Le rouquin hausse les épaules négligemment.
- Oh pas grand-chose. Je lui ai chuchoté pleins de trucs et au bout d'un moment, elle a bougé.
Je regarde Abbie avec perplexité. Le sourire mutin qui flotte sur ses lèvres ne m'augure rien de bon.
- Il lui a dit que si elle bougeait, on lui nettoierait les pieds pendant tout le mois de janvier.

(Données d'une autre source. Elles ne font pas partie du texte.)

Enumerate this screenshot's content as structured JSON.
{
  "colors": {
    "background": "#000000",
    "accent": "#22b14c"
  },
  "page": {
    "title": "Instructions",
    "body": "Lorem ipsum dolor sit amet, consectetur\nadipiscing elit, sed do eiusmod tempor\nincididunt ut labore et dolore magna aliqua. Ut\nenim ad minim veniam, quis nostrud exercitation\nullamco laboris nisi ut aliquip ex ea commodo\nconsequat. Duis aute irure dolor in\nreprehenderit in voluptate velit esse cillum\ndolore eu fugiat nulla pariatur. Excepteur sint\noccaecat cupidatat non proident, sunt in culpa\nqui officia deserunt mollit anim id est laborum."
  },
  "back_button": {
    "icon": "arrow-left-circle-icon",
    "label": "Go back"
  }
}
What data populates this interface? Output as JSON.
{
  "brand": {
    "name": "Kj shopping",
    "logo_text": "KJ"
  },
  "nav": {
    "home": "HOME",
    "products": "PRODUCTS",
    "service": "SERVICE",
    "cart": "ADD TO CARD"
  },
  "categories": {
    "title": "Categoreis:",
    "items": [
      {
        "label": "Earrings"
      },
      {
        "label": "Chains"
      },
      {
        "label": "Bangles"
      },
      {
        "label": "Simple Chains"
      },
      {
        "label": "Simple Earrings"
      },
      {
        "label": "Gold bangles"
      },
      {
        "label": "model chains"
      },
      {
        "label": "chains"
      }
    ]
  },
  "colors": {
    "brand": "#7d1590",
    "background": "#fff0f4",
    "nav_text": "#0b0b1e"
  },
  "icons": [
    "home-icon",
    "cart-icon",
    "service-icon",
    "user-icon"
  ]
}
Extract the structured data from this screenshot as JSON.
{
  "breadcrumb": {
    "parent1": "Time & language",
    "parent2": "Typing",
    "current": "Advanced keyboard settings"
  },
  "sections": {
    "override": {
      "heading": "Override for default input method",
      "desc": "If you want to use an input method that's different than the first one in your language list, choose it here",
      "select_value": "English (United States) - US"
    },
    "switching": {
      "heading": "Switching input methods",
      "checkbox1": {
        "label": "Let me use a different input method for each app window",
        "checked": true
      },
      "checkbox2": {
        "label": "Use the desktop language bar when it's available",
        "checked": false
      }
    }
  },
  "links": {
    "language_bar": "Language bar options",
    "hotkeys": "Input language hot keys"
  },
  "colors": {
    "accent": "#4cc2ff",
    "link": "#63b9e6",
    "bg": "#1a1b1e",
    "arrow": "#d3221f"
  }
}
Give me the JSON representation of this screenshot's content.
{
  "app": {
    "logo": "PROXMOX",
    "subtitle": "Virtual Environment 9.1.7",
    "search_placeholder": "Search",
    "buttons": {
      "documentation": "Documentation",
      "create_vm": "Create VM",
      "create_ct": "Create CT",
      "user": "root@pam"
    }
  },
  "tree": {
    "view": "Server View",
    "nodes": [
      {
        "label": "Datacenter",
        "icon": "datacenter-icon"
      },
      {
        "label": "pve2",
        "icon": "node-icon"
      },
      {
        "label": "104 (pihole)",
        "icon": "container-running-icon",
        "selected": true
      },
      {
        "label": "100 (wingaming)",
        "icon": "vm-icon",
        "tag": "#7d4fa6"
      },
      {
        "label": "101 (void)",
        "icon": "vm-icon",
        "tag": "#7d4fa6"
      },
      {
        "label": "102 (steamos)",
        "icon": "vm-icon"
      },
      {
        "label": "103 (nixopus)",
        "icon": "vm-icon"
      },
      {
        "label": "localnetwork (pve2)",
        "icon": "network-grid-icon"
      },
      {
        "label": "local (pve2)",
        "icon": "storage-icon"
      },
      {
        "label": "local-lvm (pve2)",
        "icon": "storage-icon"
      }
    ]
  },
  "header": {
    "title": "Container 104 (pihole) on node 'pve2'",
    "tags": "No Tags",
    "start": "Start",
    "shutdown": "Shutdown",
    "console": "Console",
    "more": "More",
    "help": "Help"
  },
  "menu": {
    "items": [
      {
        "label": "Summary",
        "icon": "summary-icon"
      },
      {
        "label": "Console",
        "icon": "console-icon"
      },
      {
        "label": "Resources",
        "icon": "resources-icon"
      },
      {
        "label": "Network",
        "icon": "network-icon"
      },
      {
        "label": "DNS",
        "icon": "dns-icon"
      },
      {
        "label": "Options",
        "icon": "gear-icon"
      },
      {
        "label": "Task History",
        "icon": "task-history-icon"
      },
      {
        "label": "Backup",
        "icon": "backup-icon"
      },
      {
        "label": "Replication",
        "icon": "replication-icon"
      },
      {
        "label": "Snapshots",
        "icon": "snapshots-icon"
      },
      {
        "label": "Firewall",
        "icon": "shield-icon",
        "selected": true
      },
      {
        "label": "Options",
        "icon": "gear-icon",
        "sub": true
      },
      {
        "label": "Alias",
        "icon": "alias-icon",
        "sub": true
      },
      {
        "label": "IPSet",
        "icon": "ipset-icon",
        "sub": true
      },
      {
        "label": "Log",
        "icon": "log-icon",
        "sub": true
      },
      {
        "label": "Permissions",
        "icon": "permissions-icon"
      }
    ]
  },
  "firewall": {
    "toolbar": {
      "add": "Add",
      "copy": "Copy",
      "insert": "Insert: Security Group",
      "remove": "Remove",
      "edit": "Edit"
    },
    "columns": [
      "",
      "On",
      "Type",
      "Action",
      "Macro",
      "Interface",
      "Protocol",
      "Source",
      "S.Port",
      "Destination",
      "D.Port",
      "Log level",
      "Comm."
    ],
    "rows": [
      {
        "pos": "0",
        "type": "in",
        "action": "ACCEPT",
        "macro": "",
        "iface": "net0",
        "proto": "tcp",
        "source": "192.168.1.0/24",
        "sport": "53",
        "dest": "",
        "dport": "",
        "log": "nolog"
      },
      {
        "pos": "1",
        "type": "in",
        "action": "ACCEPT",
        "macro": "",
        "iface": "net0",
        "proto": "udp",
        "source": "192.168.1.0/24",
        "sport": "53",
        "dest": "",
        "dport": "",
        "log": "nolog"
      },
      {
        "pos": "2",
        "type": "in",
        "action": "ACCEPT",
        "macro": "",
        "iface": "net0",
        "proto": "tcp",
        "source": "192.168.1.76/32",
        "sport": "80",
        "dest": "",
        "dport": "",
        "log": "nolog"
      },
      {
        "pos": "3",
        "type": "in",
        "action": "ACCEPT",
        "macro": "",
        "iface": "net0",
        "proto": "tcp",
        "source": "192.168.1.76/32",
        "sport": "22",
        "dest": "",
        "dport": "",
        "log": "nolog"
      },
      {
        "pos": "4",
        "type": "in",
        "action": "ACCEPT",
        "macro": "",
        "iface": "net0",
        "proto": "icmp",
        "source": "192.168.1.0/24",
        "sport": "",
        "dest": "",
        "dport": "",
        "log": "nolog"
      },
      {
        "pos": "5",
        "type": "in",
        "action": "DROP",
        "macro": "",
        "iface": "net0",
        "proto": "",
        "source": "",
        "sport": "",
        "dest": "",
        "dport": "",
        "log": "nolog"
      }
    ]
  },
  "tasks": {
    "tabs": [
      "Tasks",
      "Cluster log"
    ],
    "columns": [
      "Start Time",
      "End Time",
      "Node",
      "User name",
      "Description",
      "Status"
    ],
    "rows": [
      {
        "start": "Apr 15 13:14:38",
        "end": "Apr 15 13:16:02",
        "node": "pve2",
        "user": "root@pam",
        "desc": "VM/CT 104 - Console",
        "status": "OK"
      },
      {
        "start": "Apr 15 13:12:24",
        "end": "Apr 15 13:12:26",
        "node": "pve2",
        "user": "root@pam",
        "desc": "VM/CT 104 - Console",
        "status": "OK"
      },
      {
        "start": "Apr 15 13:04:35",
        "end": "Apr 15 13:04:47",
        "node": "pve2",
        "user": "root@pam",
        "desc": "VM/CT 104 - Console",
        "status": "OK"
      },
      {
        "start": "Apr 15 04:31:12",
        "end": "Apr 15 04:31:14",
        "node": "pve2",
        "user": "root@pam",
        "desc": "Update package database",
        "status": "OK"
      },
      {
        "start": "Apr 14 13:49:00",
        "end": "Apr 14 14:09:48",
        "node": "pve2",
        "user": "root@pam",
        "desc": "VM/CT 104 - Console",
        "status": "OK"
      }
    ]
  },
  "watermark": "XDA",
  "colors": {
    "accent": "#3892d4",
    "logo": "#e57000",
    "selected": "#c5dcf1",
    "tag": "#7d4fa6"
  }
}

Je manque de m'étrangler ou plutôt d'étrangler Tobias mais le sournois a prévu le coup et est déjà hors de portée. Voilà encore quelque chose que je n'avais pas du tout prévu.
Drian Vaillant
7ᵉ année, Délégué, Ogme
5. Les statues
Suite à ce plan un peu tordu et qui aurait pu échouer de bien des manières, je ne peux que l'admettre, Natacha est restée à distance. Il faut dire que non content d'avoir une statue pour lui faire peur, j'ai compris le filon et en ai ajouté pléthore à ma solde. Respectant les engagements que Tobias a pris malgré moi, nous sommes, à tour de rôle, allé nettoyer les pieds de marbre de ma sauveuse durant tout le mois suivant les vacances de Noël. Il n'a pas été simple de rester discret mais cela était primordial pour que notre plan avec ma sœur reste un succès. Si elle venait à l'apprendre, tout aurait été ruiné. Heureusement, la statue a joué le jeu et a été coopérative jusqu'au bout, dans son intérêt bien évidemment.
Aussi surprenant que cela puisse être de la part d'une statue muette, la rumeur s'est répandue parmi les autres statues et, sachant qu'elles auraient ce qu'elles demandaient, d'autres ont voulu jouer mes yeux et mes oreilles concernant Natacha. Je me suis alors plié à leur demande qui, contrairement à celles que des humains pourraient avoir, étaient tout à fait simple à réaliser. Un service pour un service, et voilà mon réseau qui a commencé à naître. Je me suis toutefois arrangé pour ne jamais être vu, cela doit rester mon secret. Je n'en ai même pas parlé à Tobias et Abbie. On ne sait jamais, je ne peux pas non plus me fier complètement à eux.
J'ai bien l'intention de continuer sur cette lancée fructueuse. Il n'y a pas que des statues qui pourraient m'être utiles à Beauxbâtons, le château regorge de tableaux et autres objets qui parlent, entendent et voient, et il n'y a pas que Natacha à surveiller. Si je fais bien mon affaire, personne ne pourra jamais plus me lancer un sortilège dans le dos.